The decline in cancer death rates translates to more than 2.1 million deaths prevented if peak rates from 1991 had continued, according to a report published online Thursday by the American Cancer Society (ACS).

“From 1991 to 2014, the overall cancer death rate dropped 25 percent, translating to approximately 2,143,200 fewer cancer deaths than would have been expected if death rates had remained at their peak,” the report reads. “In 2017, 1,688,780 new cancer cases and 600,920 cancer deaths are projected to occur in the United States.”

Cancer remains the number two cause of death in the U.S., behind heart disease. About 40% of U.S. men and 37% of women will be diagnosed with cancer during their lifetime.

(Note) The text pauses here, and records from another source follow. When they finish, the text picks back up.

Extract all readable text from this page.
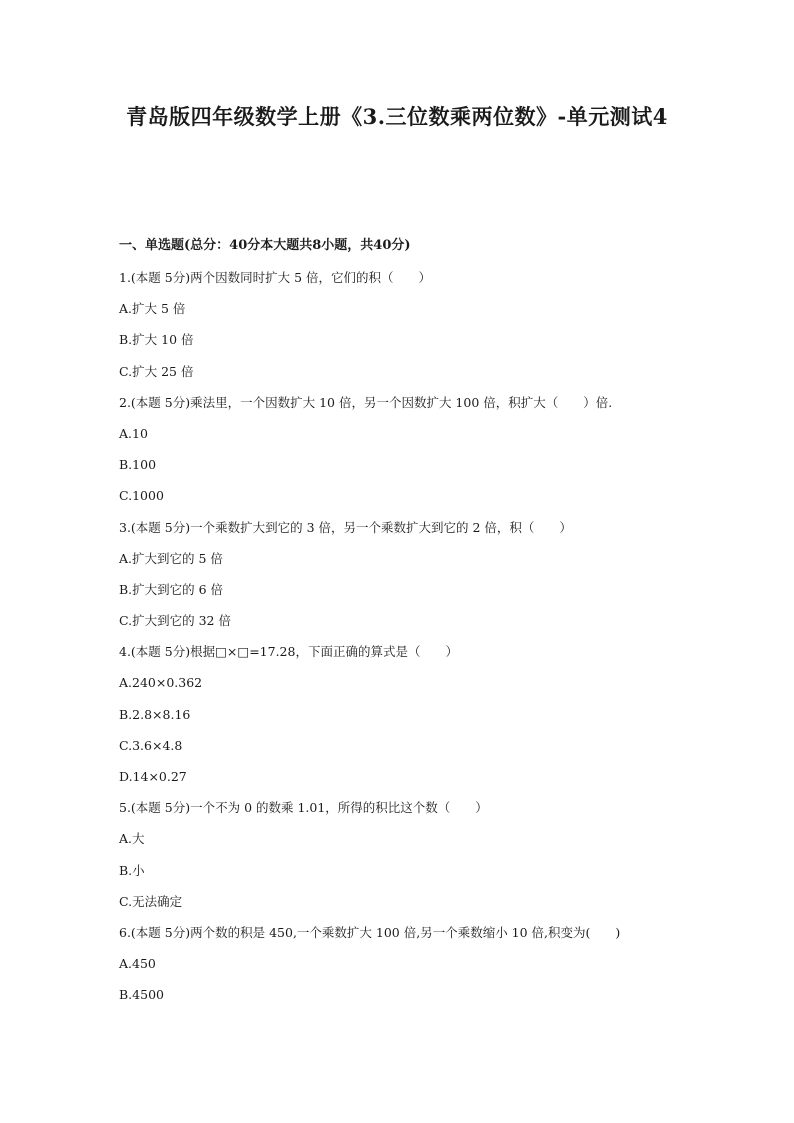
青岛版四年级数学上册《3.三位数乘两位数》-单元测试4
一、单选题(总分：40分本大题共8小题，共40分)
1.(本题 5分)两个因数同时扩大 5 倍，它们的积（　　）
A.扩大 5 倍
B.扩大 10 倍
C.扩大 25 倍
2.(本题 5分)乘法里，一个因数扩大 10 倍，另一个因数扩大 100 倍，积扩大（　　）倍.
A.10
B.100
C.1000
3.(本题 5分)一个乘数扩大到它的 3 倍，另一个乘数扩大到它的 2 倍，积（　　）
A.扩大到它的 5 倍
B.扩大到它的 6 倍
C.扩大到它的 32 倍
4.(本题 5分)根据□×□=17.28，下面正确的算式是（　　）
A.240×0.362
B.2.8×8.16
C.3.6×4.8
D.14×0.27
5.(本题 5分)一个不为 0 的数乘 1.01，所得的积比这个数（　　）
A.大
B.小
C.无法确定
6.(本题 5分)两个数的积是 450,一个乘数扩大 100 倍,另一个乘数缩小 10 倍,积变为(　　)
A.450
B.4500
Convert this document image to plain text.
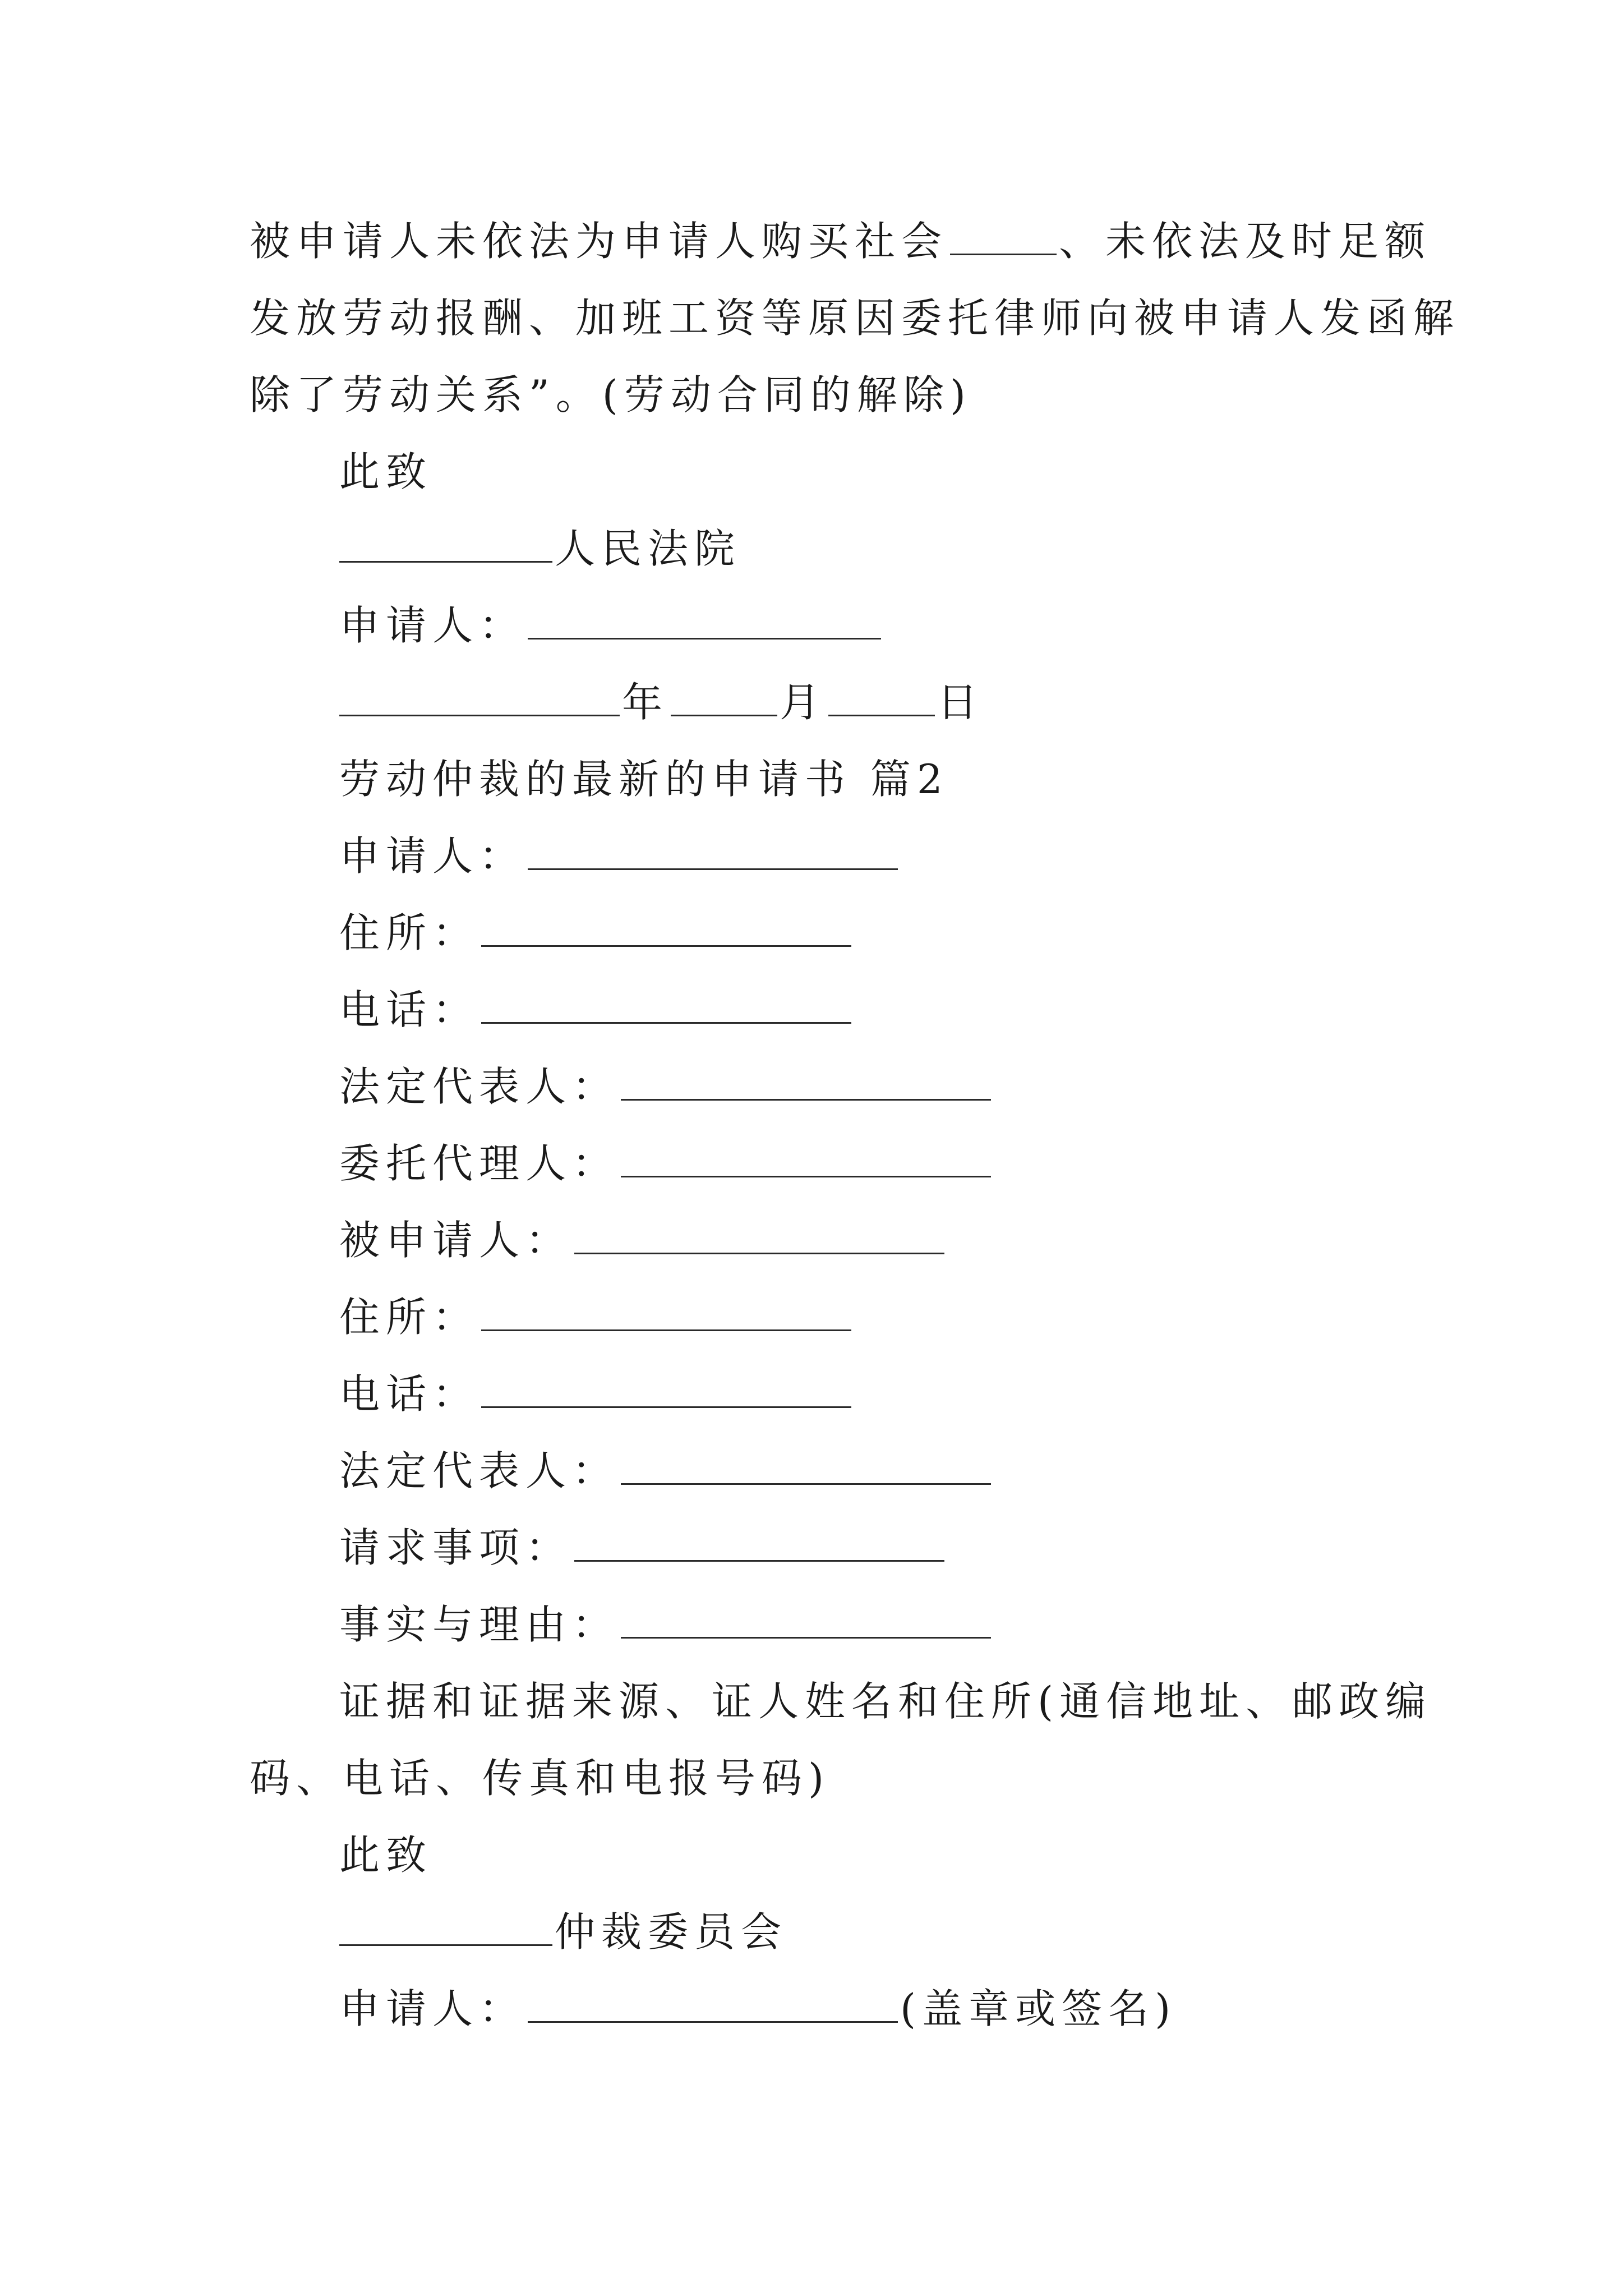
被申请人未依法为申请人购买社会	、未依法及时足额
发放劳动报酬、加班工资等原因委托律师向被申请人发函解
除了劳动关系”。(劳动合同的解除)
此致
人民法院
申请人：
年	月	日
劳动仲裁的最新的申请书 篇2
申请人：
住所：
电话：
法定代表人：
委托代理人：
被申请人：
住所：
电话：
法定代表人：
请求事项：
事实与理由：
证据和证据来源、证人姓名和住所(通信地址、邮政编
码、电话、传真和电报号码)
此致
仲裁委员会
申请人：	(盖章或签名)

Enhanced treatment protocols and intensified targeted therapies have driven the most dramatic improvements in the survival of patients with blood and lymph cancers, according to the report.

During the mid-1970s, patients with acute lymphocytic leukemia, for example, had a five-year survival rate of about 41%. For patients diagnosed between 2006 and 2012, these rates increased to 71%. For chronic myeloid leukemia, five-year survival rates increased from a dismal 22% in the mid-1970s to 66% during the same time period, and new treatment strategies allow most patients who are diagnosed before age 65 to achieve near-normal life expectancies.

Men have seen slightly greater decreases in cancer deaths compared to women — declines of 31% vs. 21% from 1991 to 2014. And despite having cancer death rates that remained 15% higher than that of caucasians in 2014, African Americans have narrowed a long-standing gap.

“The continuing drops in the cancer death rate are a powerful sign of the potential we have to reduce cancer’s deadly toll,” said Dr. Otis W. Brawley, chief medical officer of the ACS. “Continuing that success will require more clinical and basic research to improve early detection and treatment, as well as creative new strategies to increase healthy behaviors nationwide.”